The transformation of the last undeveloped site in Manchester Docks into the dazzling MediaCityUK by partners Peel L&P and Legal & General Capital has allowed Salford to emerge from Manchester’s shadow. The BBC, ITV, Ericsson, Kellogg’s and a raft of leisure operators are based there, while the residential stock is expanding, with Glenbrook’s £70m, 280-apartment tower due to start construction next year.
Blackstone’s sale of its 50% stake in Broadgate to sovereign wealth fund GIC was a phenomenally successful deal. The private equity firm had acquired the stake from British Land in the depths of the financial crisis in 2009. By selling it four years later for £1.7bn, Blackstone netted a profit of more than £600m thanks to the market recovery and UBS’s decision to remain on the estate in a new 700,000 sq ft building.
JLL & King Sturge
JLL’s acquisition of King Sturge in 2011 was not without its critics, but the deal undoubtedly shook up the UK agency world.
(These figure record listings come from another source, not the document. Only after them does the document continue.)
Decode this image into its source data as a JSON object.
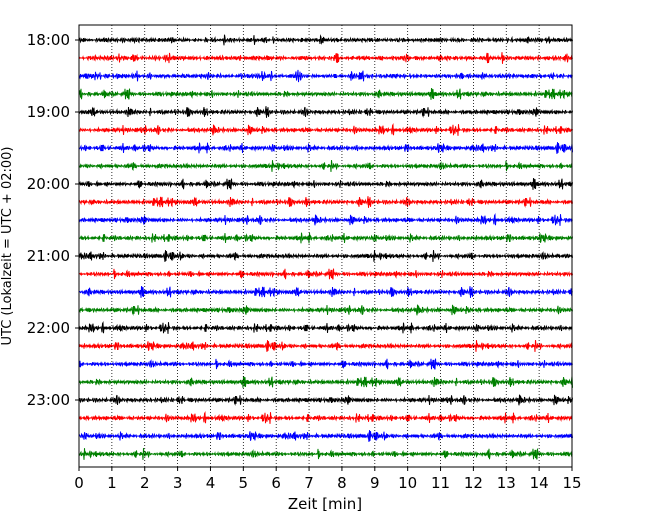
{
  "chart_data": {
    "type": "line",
    "title": "",
    "xlabel": "Zeit  [min]",
    "ylabel": "UTC (Lokalzeit = UTC + 02:00)",
    "xlim": [
      0,
      15
    ],
    "x_ticks": [
      0,
      1,
      2,
      3,
      4,
      5,
      6,
      7,
      8,
      9,
      10,
      11,
      12,
      13,
      14,
      15
    ],
    "x_tick_labels": [
      "0",
      "1",
      "2",
      "3",
      "4",
      "5",
      "6",
      "7",
      "8",
      "9",
      "10",
      "11",
      "12",
      "13",
      "14",
      "15"
    ],
    "y_tick_labels": [
      "18:00",
      "19:00",
      "20:00",
      "21:00",
      "22:00",
      "23:00"
    ],
    "trace_start_times": [
      "18:00",
      "18:15",
      "18:30",
      "18:45",
      "19:00",
      "19:15",
      "19:30",
      "19:45",
      "20:00",
      "20:15",
      "20:30",
      "20:45",
      "21:00",
      "21:15",
      "21:30",
      "21:45",
      "22:00",
      "22:15",
      "22:30",
      "22:45",
      "23:00",
      "23:15",
      "23:30",
      "23:45"
    ],
    "trace_colors": [
      "#000000",
      "#ff0000",
      "#0000ff",
      "#008000"
    ],
    "grid": "vertical dotted at minute ticks"
  }
}
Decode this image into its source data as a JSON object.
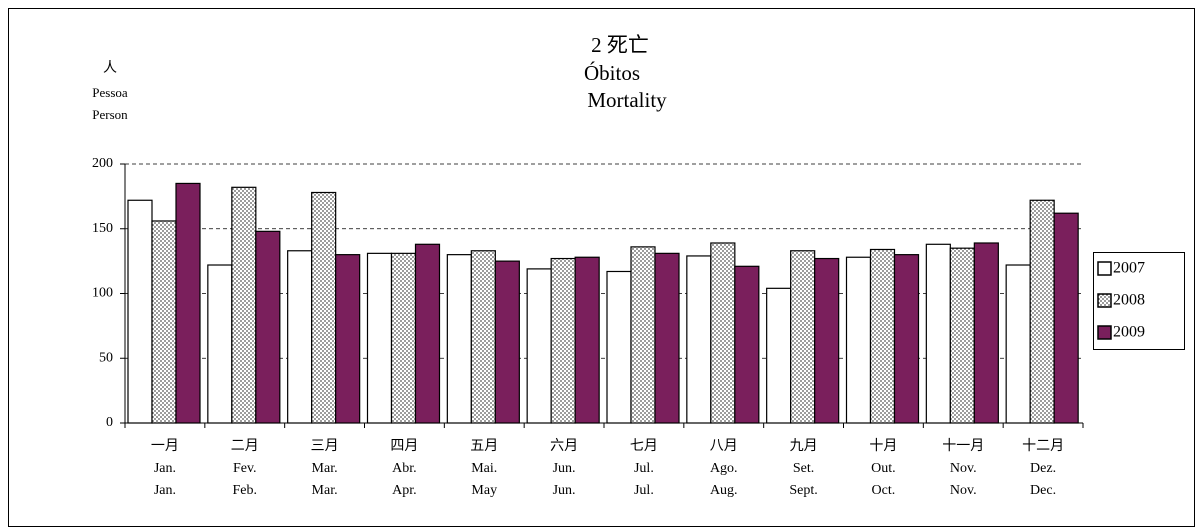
{
  "chart_data": {
    "type": "bar",
    "title": [
      "2 死亡",
      "Óbitos",
      "Mortality"
    ],
    "y_label": [
      "人",
      "Pessoa",
      "Person"
    ],
    "categories": [
      [
        "一月",
        "Jan.",
        "Jan."
      ],
      [
        "二月",
        "Fev.",
        "Feb."
      ],
      [
        "三月",
        "Mar.",
        "Mar."
      ],
      [
        "四月",
        "Abr.",
        "Apr."
      ],
      [
        "五月",
        "Mai.",
        "May"
      ],
      [
        "六月",
        "Jun.",
        "Jun."
      ],
      [
        "七月",
        "Jul.",
        "Jul."
      ],
      [
        "八月",
        "Ago.",
        "Aug."
      ],
      [
        "九月",
        "Set.",
        "Sept."
      ],
      [
        "十月",
        "Out.",
        "Oct."
      ],
      [
        "十一月",
        "Nov.",
        "Nov."
      ],
      [
        "十二月",
        "Dez.",
        "Dec."
      ]
    ],
    "series": [
      {
        "name": "2007",
        "color": "#ffffff",
        "values": [
          172,
          122,
          133,
          131,
          130,
          119,
          117,
          129,
          104,
          128,
          138,
          122
        ]
      },
      {
        "name": "2008",
        "color": "#ffffff",
        "pattern": "dots",
        "values": [
          156,
          182,
          178,
          131,
          133,
          127,
          136,
          139,
          133,
          134,
          135,
          172
        ]
      },
      {
        "name": "2009",
        "color": "#7a1f5c",
        "values": [
          185,
          148,
          130,
          138,
          125,
          128,
          131,
          121,
          127,
          130,
          139,
          162
        ]
      }
    ],
    "ylim": [
      0,
      200
    ],
    "yticks": [
      0,
      50,
      100,
      150,
      200
    ],
    "grid": true,
    "legend": "right"
  }
}
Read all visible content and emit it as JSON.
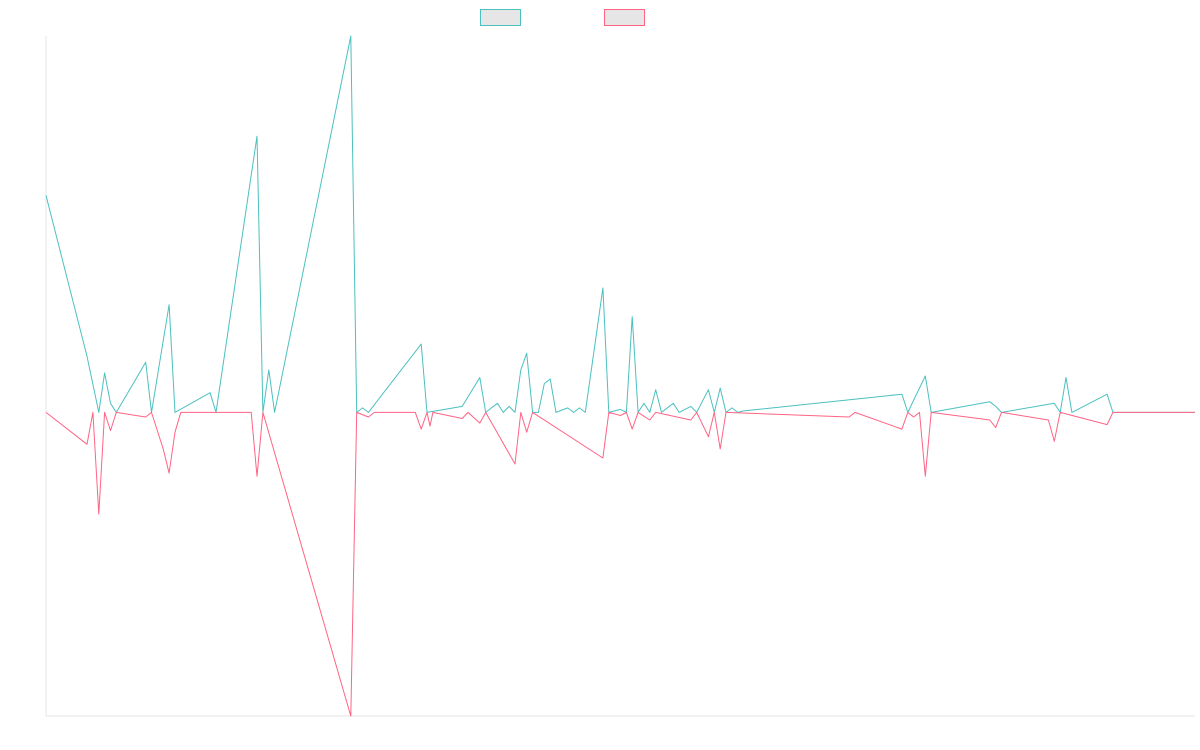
{
  "chart_data": {
    "type": "line",
    "title": "",
    "xlabel": "",
    "ylabel": "",
    "x_count": 197,
    "ylim": [
      -1.0,
      1.24
    ],
    "grid": false,
    "legend_position": "top-center",
    "series": [
      {
        "name": "",
        "color": "#4bc0c0",
        "points": [
          [
            0,
            0.715
          ],
          [
            7,
            0.185
          ],
          [
            9,
            0.0
          ],
          [
            10,
            0.13
          ],
          [
            11,
            0.03
          ],
          [
            12,
            0.0
          ],
          [
            17,
            0.165
          ],
          [
            18,
            0.0
          ],
          [
            21,
            0.355
          ],
          [
            22,
            0.0
          ],
          [
            28,
            0.065
          ],
          [
            29,
            0.0
          ],
          [
            36,
            0.91
          ],
          [
            37,
            0.0
          ],
          [
            38,
            0.14
          ],
          [
            39,
            0.0
          ],
          [
            52,
            1.24
          ],
          [
            53,
            0.0
          ],
          [
            54,
            0.015
          ],
          [
            55,
            0.0
          ],
          [
            64,
            0.225
          ],
          [
            65,
            0.0
          ],
          [
            71,
            0.02
          ],
          [
            74,
            0.115
          ],
          [
            75,
            0.0
          ],
          [
            77,
            0.03
          ],
          [
            78,
            0.0
          ],
          [
            79,
            0.02
          ],
          [
            80,
            0.0
          ],
          [
            81,
            0.14
          ],
          [
            82,
            0.195
          ],
          [
            83,
            0.0
          ],
          [
            84,
            0.0
          ],
          [
            85,
            0.095
          ],
          [
            86,
            0.11
          ],
          [
            87,
            0.0
          ],
          [
            89,
            0.015
          ],
          [
            90,
            0.0
          ],
          [
            91,
            0.015
          ],
          [
            92,
            0.0
          ],
          [
            95,
            0.41
          ],
          [
            96,
            0.0
          ],
          [
            98,
            0.01
          ],
          [
            99,
            0.0
          ],
          [
            100,
            0.315
          ],
          [
            101,
            0.0
          ],
          [
            102,
            0.03
          ],
          [
            103,
            0.0
          ],
          [
            104,
            0.075
          ],
          [
            105,
            0.0
          ],
          [
            107,
            0.03
          ],
          [
            108,
            0.0
          ],
          [
            110,
            0.02
          ],
          [
            111,
            0.0
          ],
          [
            113,
            0.075
          ],
          [
            114,
            0.0
          ],
          [
            115,
            0.08
          ],
          [
            116,
            0.0
          ],
          [
            117,
            0.015
          ],
          [
            118,
            0.0
          ],
          [
            119,
            0.005
          ],
          [
            146,
            0.06
          ],
          [
            147,
            0.0
          ],
          [
            150,
            0.12
          ],
          [
            151,
            0.0
          ],
          [
            161,
            0.035
          ],
          [
            162,
            0.02
          ],
          [
            163,
            0.0
          ],
          [
            172,
            0.03
          ],
          [
            173,
            0.0
          ],
          [
            174,
            0.115
          ],
          [
            175,
            0.0
          ],
          [
            181,
            0.06
          ],
          [
            182,
            0.0
          ],
          [
            196,
            0.0
          ]
        ]
      },
      {
        "name": "",
        "color": "#ff6384",
        "points": [
          [
            0,
            0.0
          ],
          [
            7,
            -0.105
          ],
          [
            8,
            0.0
          ],
          [
            9,
            -0.335
          ],
          [
            10,
            0.0
          ],
          [
            11,
            -0.06
          ],
          [
            12,
            0.0
          ],
          [
            17,
            -0.015
          ],
          [
            18,
            0.0
          ],
          [
            20,
            -0.12
          ],
          [
            21,
            -0.2
          ],
          [
            22,
            -0.065
          ],
          [
            23,
            0.0
          ],
          [
            35,
            0.0
          ],
          [
            36,
            -0.21
          ],
          [
            37,
            0.0
          ],
          [
            52,
            -1.0
          ],
          [
            53,
            0.0
          ],
          [
            55,
            -0.015
          ],
          [
            56,
            0.0
          ],
          [
            63,
            0.0
          ],
          [
            64,
            -0.055
          ],
          [
            65,
            0.0
          ],
          [
            65.5,
            -0.045
          ],
          [
            66,
            0.0
          ],
          [
            71,
            -0.02
          ],
          [
            72,
            0.0
          ],
          [
            74,
            -0.035
          ],
          [
            75,
            0.0
          ],
          [
            80,
            -0.17
          ],
          [
            81,
            0.0
          ],
          [
            82,
            -0.065
          ],
          [
            83,
            0.0
          ],
          [
            95,
            -0.15
          ],
          [
            96,
            0.0
          ],
          [
            98,
            -0.01
          ],
          [
            99,
            0.0
          ],
          [
            100,
            -0.055
          ],
          [
            101,
            0.0
          ],
          [
            103,
            -0.025
          ],
          [
            104,
            0.0
          ],
          [
            110,
            -0.025
          ],
          [
            111,
            0.0
          ],
          [
            113,
            -0.08
          ],
          [
            114,
            0.0
          ],
          [
            115,
            -0.12
          ],
          [
            116,
            0.0
          ],
          [
            137,
            -0.015
          ],
          [
            138,
            0.0
          ],
          [
            146,
            -0.055
          ],
          [
            147,
            0.0
          ],
          [
            148,
            -0.015
          ],
          [
            149,
            0.0
          ],
          [
            150,
            -0.21
          ],
          [
            151,
            0.0
          ],
          [
            161,
            -0.025
          ],
          [
            162,
            -0.05
          ],
          [
            163,
            0.0
          ],
          [
            171,
            -0.025
          ],
          [
            172,
            -0.095
          ],
          [
            173,
            0.0
          ],
          [
            181,
            -0.04
          ],
          [
            182,
            0.0
          ],
          [
            196,
            0.0
          ]
        ]
      }
    ]
  }
}
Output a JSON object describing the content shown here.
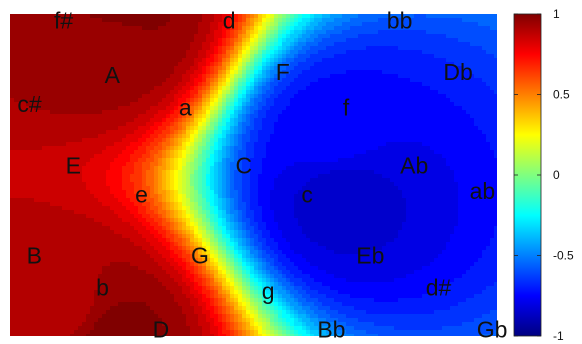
{
  "chart_data": {
    "type": "heatmap",
    "title": "",
    "xlabel": "",
    "ylabel": "",
    "colormap": "jet",
    "color_range": [
      -1,
      1
    ],
    "colorbar": {
      "ticks": [
        {
          "value": 1,
          "label": "1"
        },
        {
          "value": 0.5,
          "label": "0.5"
        },
        {
          "value": 0,
          "label": "0"
        },
        {
          "value": -0.5,
          "label": "-0.5"
        },
        {
          "value": -1,
          "label": "-1"
        }
      ]
    },
    "centers": [
      {
        "u": 0.23,
        "v": 0.0,
        "value": 1.0
      },
      {
        "u": 0.22,
        "v": 0.06,
        "value": 0.95
      },
      {
        "u": 0.2,
        "v": 1.0,
        "value": 1.0
      },
      {
        "u": 0.12,
        "v": 0.93,
        "value": 0.9
      },
      {
        "u": 0.68,
        "v": 0.56,
        "value": -0.85
      },
      {
        "u": 0.66,
        "v": 0.38,
        "value": -0.75
      }
    ],
    "background_value": 0.25,
    "keys": [
      {
        "label": "f#",
        "u": 0.11,
        "v": 0.02
      },
      {
        "label": "d",
        "u": 0.45,
        "v": 0.02
      },
      {
        "label": "bb",
        "u": 0.8,
        "v": 0.02
      },
      {
        "label": "A",
        "u": 0.21,
        "v": 0.19
      },
      {
        "label": "F",
        "u": 0.56,
        "v": 0.18
      },
      {
        "label": "Db",
        "u": 0.92,
        "v": 0.18
      },
      {
        "label": "c#",
        "u": 0.04,
        "v": 0.28
      },
      {
        "label": "a",
        "u": 0.36,
        "v": 0.29
      },
      {
        "label": "f",
        "u": 0.69,
        "v": 0.29
      },
      {
        "label": "E",
        "u": 0.13,
        "v": 0.47
      },
      {
        "label": "C",
        "u": 0.48,
        "v": 0.47
      },
      {
        "label": "Ab",
        "u": 0.83,
        "v": 0.47
      },
      {
        "label": "e",
        "u": 0.27,
        "v": 0.56
      },
      {
        "label": "c",
        "u": 0.61,
        "v": 0.56
      },
      {
        "label": "ab",
        "u": 0.97,
        "v": 0.55
      },
      {
        "label": "B",
        "u": 0.05,
        "v": 0.75
      },
      {
        "label": "G",
        "u": 0.39,
        "v": 0.75
      },
      {
        "label": "Eb",
        "u": 0.74,
        "v": 0.75
      },
      {
        "label": "b",
        "u": 0.19,
        "v": 0.85
      },
      {
        "label": "g",
        "u": 0.53,
        "v": 0.86
      },
      {
        "label": "d#",
        "u": 0.88,
        "v": 0.85
      },
      {
        "label": "D",
        "u": 0.31,
        "v": 0.98
      },
      {
        "label": "Bb",
        "u": 0.66,
        "v": 0.98
      },
      {
        "label": "Gb",
        "u": 0.99,
        "v": 0.98
      }
    ]
  }
}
In an increasingly global property market, firms with truly global reach were pulling away from the rest. For King Sturge, it was a case of ‘if you can’t beat them, join them’. By the end of the decade, other big names like DTZ and Strutt & Parker would also be subsumed by global firms.
Urban Splash, Sekisui House & Homes England
Much of Urban Splash’s success in the past decade has come from partnerships. The most significant came this year with one of the modular sector’s biggest-ever deals – a £90m JV with Japan’s biggest housebuilder, Sekisui House, and Homes England. This deal is expected to deliver thousands of new homes a year using MMC and is seen as marking a potential tipping point for modular in the UK.